I'm still working on whether or not I should have a New Year's Resolution this time around. The last time I had one, and I carried it out, was in 2004. I resolved to be less of a bystander in politics - I was going to go out there and become involved. It ended badly. (Although I did have the chance to speak, face to face, with both of our Senators, for the low, low, price of $250. Which was, really, a bargain.) It turns out that there is a reason why so few people are active in one party or the other. One is drunk on a constant stream of whine, and the other throws back Haterade like it was water. And no matter which side you happen to be on, it's hard to escape the idea that they're trying to convince you to drink the Kool-aid*.

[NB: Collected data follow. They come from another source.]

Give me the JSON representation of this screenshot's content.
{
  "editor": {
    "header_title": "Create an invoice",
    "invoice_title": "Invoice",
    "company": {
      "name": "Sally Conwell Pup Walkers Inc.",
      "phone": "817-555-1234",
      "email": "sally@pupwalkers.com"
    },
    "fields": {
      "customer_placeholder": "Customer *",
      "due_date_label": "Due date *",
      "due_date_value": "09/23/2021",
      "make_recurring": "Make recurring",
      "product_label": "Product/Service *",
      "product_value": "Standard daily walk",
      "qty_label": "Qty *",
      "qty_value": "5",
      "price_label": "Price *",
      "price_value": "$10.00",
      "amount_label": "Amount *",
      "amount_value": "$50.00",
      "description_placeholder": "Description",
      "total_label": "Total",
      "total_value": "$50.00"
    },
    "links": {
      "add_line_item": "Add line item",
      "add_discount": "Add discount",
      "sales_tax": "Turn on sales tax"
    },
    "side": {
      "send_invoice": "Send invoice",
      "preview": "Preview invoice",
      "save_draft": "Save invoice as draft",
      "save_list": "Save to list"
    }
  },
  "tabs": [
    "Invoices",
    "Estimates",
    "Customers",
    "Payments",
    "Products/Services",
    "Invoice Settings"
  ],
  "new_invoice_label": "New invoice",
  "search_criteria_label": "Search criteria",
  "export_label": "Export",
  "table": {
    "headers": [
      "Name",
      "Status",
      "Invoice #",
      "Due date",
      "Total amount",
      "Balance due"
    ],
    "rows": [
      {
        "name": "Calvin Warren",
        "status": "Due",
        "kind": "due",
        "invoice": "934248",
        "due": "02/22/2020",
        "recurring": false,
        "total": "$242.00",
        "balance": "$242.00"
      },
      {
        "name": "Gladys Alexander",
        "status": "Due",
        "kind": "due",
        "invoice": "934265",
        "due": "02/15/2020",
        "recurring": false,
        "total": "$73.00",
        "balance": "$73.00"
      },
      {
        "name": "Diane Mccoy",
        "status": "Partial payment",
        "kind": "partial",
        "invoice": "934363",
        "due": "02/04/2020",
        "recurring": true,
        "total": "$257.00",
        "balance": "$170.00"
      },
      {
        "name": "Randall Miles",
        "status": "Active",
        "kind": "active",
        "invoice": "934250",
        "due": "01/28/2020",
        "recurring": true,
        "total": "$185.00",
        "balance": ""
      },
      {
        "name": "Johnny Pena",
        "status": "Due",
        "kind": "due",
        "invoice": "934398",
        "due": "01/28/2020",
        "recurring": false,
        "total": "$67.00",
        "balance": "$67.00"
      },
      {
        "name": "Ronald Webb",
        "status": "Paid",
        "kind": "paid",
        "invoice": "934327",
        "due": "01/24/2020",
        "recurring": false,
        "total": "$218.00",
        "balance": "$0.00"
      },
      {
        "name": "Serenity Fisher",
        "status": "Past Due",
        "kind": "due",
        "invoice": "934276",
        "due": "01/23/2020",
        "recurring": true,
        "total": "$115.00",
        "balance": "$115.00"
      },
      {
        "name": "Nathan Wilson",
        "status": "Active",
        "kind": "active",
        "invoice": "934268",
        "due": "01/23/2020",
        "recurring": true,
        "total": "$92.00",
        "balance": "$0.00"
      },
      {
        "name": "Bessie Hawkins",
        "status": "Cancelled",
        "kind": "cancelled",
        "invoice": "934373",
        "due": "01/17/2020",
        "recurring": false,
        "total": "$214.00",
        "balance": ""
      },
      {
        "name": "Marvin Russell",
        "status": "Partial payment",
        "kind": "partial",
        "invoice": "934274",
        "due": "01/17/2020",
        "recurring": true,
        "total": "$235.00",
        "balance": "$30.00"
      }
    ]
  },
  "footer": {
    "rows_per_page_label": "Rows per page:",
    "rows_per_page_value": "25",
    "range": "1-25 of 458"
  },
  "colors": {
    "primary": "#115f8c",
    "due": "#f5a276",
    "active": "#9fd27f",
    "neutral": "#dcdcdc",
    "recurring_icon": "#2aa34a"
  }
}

Of course, maybe I'm better off simply not playing the New Year's Resolution game. It's hardly been shown to be a good model for improving one's life. But I can see the appeal. If we're going to make an arbitrary date in the beginning of Winter the start of a new year (had it been left up to me, I would have chosen the Spring Equinox), it makes as good a marker as any from which to measure progress. And there is a part of me that wants to do something different this year. I've been doing too many things that haven't been working in the way that I want them to. Time to give it a rest, and find a different path.

Although one thing I want to do this year, which I know is going to get me into trouble (because I never learn), is find a Cause. I've added a link to my list of weblogs for Photography is Not A Crime, over on Pixiq. But I like to take pictures, so it makes a certain amount of sense that I'd be in favor of not having Big Brother looking to have me re-educated every time I haul out my Nikon. So I've been feeling an itch to find a cause to support that has nothing to do with me. And I mean really support - as in actively do something to advance, and not just pretend that Awareness equals Action - slacktivism won't get anything done. Something that doesn't directly benefit me, my friends or my family. This one, I know, is going to be tricky - activists give me a pain. Which, perhaps, is the single best reason for doing it. The fact that someone gets on your last nerve doesn't mean that what they're doing isn't important. I've also never really been much of an activist; passion and I aren't exactly tight. Maybe it's time I worked to change that.

Or maybe I'll just work to make it though another year with my sanity intact and my cynicism in check. That always turns out to be more work than it has any right to be.

As for you, enjoy it. Years are never as long as they're supposed to be. If you're going to cram in all the good times, good works and just plain good life that you're entitled to before the end of 2011, you'd better get started.

* Yes, I know it wasn't actually Kool-aid specifically that Jim Jones and his followers used to poison themselves and each other.